BMW's shares fell by more than 7%, reaching their lowest level since November 2020, after the German automaker issued a profit warning on Tuesday. The company blamed ongoing weakness in China and the impact of the Iran war on prices and customer sentiment.
Key Takeaways
BMW's shares fell over 7%, reaching a five-year low after issuing a profit warning due to China's market weakness and Iran war impacts. The company reduced its operating margin forecast and plans cost-cutting measures. Analysts noted the outlook cut was larger than expected, potentially leading to global assembly footprint changes.
Source Claims Check
1 Difference Found| Claim | Status | Reason | |
|---|---|---|---|
| Analysts' Outlook On The Downgrade | 1 Difference | Different interpretations of the magnitude of the downgrade | ▼ |
| Share Price Drop | Broad Agreement | Shares fell over 7%, lowest since Nov. 2020 | |
| Profit Margin Adjustment | Broad Agreement | Operating auto margin lowered to 1%-3% | |
| Cost-cutting Measures | Broad Agreement | Negative one-off impact in second half of 2026 | |
| Ceo Change | Broad Agreement | Milan Nedeljkovic replaced Oliver Zipse last month | |
| Bmw's Neue Klasse Models | Broad Agreement | Strong orders for next-generation models |
The premium carmaker lowered its operating auto margin to between 1% to 3%, down from the previous range of 4% to 6%. BMW also announced plans to intensify cost-cutting measures, which will result in a negative one-off impact in the second half of 2026. The profit warning came after a change of CEO last month when Milan Nedeljkovic took over from Oliver Zipse.
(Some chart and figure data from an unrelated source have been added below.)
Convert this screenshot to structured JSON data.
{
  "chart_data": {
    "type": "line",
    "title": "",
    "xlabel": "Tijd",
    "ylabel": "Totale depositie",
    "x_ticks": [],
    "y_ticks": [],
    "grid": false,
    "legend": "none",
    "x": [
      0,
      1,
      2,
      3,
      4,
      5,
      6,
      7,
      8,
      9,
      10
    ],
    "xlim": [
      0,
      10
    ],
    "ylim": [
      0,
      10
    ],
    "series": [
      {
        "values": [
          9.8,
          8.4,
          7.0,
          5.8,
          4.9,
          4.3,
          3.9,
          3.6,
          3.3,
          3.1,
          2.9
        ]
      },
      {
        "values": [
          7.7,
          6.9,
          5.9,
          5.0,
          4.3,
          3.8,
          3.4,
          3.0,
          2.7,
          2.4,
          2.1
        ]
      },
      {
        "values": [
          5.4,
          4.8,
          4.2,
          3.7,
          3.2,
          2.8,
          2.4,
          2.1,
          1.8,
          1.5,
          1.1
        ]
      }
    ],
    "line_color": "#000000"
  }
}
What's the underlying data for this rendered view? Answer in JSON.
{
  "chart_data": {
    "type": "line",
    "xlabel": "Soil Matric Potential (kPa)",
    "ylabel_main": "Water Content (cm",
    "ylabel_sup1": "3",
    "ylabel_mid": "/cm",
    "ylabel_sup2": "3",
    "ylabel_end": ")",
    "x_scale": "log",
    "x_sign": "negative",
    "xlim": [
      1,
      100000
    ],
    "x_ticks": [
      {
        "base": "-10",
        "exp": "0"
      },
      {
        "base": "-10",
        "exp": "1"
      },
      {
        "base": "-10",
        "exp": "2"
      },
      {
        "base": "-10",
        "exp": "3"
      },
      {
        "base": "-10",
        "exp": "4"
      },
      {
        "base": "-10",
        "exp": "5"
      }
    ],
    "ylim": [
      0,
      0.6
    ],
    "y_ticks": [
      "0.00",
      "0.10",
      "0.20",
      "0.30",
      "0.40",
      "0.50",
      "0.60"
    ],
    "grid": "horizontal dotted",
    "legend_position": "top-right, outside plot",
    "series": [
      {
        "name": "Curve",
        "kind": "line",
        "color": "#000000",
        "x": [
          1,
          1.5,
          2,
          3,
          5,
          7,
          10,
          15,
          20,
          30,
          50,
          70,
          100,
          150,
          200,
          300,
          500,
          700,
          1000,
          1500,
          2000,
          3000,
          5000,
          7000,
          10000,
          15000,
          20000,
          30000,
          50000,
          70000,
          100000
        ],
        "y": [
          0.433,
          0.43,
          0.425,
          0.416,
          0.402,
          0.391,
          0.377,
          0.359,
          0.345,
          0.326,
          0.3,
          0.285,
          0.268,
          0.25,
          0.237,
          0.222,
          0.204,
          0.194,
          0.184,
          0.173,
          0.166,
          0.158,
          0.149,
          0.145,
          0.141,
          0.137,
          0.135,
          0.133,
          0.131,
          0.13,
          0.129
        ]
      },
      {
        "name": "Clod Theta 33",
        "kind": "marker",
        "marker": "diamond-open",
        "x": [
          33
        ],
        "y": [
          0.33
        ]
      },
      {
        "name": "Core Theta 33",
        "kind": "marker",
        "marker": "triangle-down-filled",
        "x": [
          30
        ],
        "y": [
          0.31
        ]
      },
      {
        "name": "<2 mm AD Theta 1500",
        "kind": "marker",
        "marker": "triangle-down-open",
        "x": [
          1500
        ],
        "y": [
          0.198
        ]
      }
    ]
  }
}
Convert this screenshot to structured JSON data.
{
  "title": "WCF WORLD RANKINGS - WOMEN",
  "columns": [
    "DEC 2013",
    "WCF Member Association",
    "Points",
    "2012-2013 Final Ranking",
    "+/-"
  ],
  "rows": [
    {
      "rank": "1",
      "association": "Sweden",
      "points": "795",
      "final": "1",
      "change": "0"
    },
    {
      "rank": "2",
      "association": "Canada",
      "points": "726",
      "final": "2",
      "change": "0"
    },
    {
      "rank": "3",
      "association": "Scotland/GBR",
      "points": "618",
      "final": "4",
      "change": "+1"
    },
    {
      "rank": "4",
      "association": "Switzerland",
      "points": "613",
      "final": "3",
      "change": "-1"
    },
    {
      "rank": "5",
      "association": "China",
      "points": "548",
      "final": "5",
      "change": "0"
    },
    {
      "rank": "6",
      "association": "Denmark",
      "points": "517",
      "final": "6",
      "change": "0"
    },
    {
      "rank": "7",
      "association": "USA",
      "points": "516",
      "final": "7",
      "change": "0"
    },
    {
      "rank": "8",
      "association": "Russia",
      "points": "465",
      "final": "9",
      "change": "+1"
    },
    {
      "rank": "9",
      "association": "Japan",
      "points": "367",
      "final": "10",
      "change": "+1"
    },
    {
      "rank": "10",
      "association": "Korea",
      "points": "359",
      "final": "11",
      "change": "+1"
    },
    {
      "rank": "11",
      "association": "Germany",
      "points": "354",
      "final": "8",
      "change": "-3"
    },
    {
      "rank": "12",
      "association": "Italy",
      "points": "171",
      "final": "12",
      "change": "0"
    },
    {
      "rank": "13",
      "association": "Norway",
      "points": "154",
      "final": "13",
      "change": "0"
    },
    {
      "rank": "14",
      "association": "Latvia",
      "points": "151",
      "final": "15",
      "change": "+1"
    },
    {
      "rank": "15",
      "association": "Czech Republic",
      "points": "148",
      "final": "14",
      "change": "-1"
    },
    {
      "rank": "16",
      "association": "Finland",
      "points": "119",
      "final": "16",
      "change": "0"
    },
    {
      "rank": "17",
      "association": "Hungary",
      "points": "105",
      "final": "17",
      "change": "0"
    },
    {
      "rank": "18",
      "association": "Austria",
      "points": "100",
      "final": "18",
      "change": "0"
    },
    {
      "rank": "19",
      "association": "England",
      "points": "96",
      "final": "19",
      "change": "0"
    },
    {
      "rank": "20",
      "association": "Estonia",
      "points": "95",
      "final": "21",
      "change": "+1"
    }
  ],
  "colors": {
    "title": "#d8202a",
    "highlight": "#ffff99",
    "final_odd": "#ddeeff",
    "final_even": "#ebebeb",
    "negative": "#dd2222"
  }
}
Analysts at Deutsche Bank and Jefferies noted that the outlook cut was significantly larger than expected. They suggested that the overhaul will largely impact German operations and may address a global assembly footprint business model still centered on exporting ICE powertrain components from Germany.
The profit warning weighed on the broader European auto sector, with shares in BMW's German rivals Volkswagen and Mercedes-Benz also coming under pressure. For decades, European carmakers' margins were boosted by strong business in China, but they have been overtaken by local brands in recent years. Cut-throat competition in China has only intensified after a downturn in domestic car sales extended into an eighth consecutive month in May.
Despite the challenges, BMW supervisory board chairman Nicolas Peter expressed confidence in the U.S. market on Thursday, describing it as stable and important. However, he noted that BMW is selling less in Europe than it manufactures locally. Peter also predicted that the European auto market could be up to 60% electric by 2035.
BMW's supervisory board chairperson Nicolas Peter stated on Thursday that the company is 'on the right track' with its next-generation models, despite a recent profit warning. Orders for BMW’s Neue Klasse models are strong and beneficial for both the manufacturer and suppliers involved in the project. The Neue Klasse line represents an overhaul of BMW's range amid fierce competition and falling sales in China.
BMW shares fell again on Thursday, hitting their lowest since November 2020. They closed down 4% after brokerages including Citi and HSBC cut target prices. Analysts at Berenberg wrote that the magnitude of this latest downgrade is greater than anticipated, potentially prompting a more profound strategic reset under incoming CEO Milan Nedeljkovic.
Analysts have suggested BMW may cut capacity in Europe and accelerate efforts to localize production in North America and China. Peter declined to comment on financial outlook or broader strategy but emphasized that Europe remains a pillar of the global export business. He warned about regulation bogging down the region, reiterating opposition to the EU's proposed ban on new combustion-engine cars from 2035.